The estimated glomerular filtration rate (eGFR) was calculated using the MDRD equation: eGFR (mL/min/1.73 m2) = 194 × serum creatinine (mg/dL)-1.094 × age(years) -0.287 × 0.739 (for women) [17]. CKD was defined as eGFR < 60 mL/min/1.73 m2 and/or the presence of proteinuria. Early CKD was defined as a confirmed (two consecutive measurements ≥3 months apart) eGFR ≥30 and <60 mL/min/1.73 m2, and advanced CKD was defined as eGFR <30 mL/min/1.73 m2. Urinary protein excretion was examined by dipstick testing and categorized into 5 degrees; -, ±, 1+, 2+, and 3+. Proteinuria was defined as urinary protein ≥1+. Fasting glucose, TC, LDL-c, HDL-c, and TGs were measured using standard laboratory methods. LDL-c was calculated according to the Friedewald formula, and non-HDL-c was calculated by subtracting HDL-c level (mg/dL) from TC level (mg/dL). TG/HDL-c ratio was calculated as TG level (mg/dL) divided by HDL-c level (mg/dL). Non-HDL/HDL-c ratio was calculated as non-HDL-c level (mg/dL) divided by HDL-c level (mg/dL). Central obesity was defined as waist circumference (WC) ≥90 cm for men and ≥85 cm for women [18].

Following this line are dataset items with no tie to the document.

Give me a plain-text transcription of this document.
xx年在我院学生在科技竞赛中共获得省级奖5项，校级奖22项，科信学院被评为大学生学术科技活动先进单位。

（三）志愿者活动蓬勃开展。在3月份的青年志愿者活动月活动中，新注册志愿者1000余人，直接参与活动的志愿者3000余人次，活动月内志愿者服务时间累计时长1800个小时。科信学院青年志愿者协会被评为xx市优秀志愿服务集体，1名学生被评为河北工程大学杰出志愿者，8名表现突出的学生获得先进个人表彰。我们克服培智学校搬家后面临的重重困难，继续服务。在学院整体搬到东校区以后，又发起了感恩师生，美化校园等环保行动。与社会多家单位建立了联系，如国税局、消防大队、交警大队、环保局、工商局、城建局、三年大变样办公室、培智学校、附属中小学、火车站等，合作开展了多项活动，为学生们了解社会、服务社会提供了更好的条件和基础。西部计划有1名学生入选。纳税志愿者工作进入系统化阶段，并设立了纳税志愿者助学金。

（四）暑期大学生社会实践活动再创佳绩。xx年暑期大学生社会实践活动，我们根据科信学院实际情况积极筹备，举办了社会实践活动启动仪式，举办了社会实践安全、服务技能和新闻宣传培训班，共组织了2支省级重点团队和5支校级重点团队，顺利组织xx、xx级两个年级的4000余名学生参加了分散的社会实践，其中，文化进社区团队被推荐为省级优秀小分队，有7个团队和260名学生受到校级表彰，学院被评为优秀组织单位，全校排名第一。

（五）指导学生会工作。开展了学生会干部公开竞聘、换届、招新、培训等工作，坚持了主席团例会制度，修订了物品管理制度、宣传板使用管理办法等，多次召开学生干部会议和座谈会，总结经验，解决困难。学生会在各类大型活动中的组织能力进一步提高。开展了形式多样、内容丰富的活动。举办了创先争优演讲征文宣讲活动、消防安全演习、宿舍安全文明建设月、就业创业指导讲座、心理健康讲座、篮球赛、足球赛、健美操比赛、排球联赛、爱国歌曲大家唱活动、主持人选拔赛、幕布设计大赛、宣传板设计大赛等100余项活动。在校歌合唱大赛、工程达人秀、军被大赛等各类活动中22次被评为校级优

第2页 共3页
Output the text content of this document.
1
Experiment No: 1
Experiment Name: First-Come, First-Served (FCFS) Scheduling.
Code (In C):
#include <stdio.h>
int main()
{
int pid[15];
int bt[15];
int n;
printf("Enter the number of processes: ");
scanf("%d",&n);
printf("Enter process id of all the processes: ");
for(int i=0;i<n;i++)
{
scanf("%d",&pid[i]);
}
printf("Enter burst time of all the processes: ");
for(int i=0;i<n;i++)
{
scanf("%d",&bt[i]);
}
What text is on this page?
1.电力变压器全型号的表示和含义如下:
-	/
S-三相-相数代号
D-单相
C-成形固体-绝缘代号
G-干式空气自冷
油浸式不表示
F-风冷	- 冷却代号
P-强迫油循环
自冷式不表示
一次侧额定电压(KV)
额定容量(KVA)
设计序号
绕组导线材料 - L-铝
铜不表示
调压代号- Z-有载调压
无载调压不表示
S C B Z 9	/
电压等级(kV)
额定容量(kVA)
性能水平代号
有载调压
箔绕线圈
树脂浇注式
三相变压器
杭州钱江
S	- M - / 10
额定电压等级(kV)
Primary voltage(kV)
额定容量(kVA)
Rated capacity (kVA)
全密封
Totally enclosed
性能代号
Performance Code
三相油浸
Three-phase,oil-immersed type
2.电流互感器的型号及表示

The exposures of interest were serum LDL-c and the TG/HDL-c ratio. Given a possible nonlinear relationship with CVD risk and mortality rates, the parameters were treated as categorical variables and divided into octiles. The reference LDL-c and TG/HDL ratio category for all analyses was the fifth octile, with the exception of LDL-c in the advanced CKD group. This category was chosen as the reference because the median ratio in this study was similar to the normal range that was used in previous studies and derived from the Adult Treatment Panel recommendations (on the basis of optimal LDL-c <110 mg/dL, normal fasting TGs <150 mg/dL and HDL-c >40 mg/dL) [19]. Because LDL-c is normalized or even reduced in more advanced stages of CKD [20], the reference LDL-c level category for patients with advanced CKD was the third octile, which has the lowest hazard ratio (HR).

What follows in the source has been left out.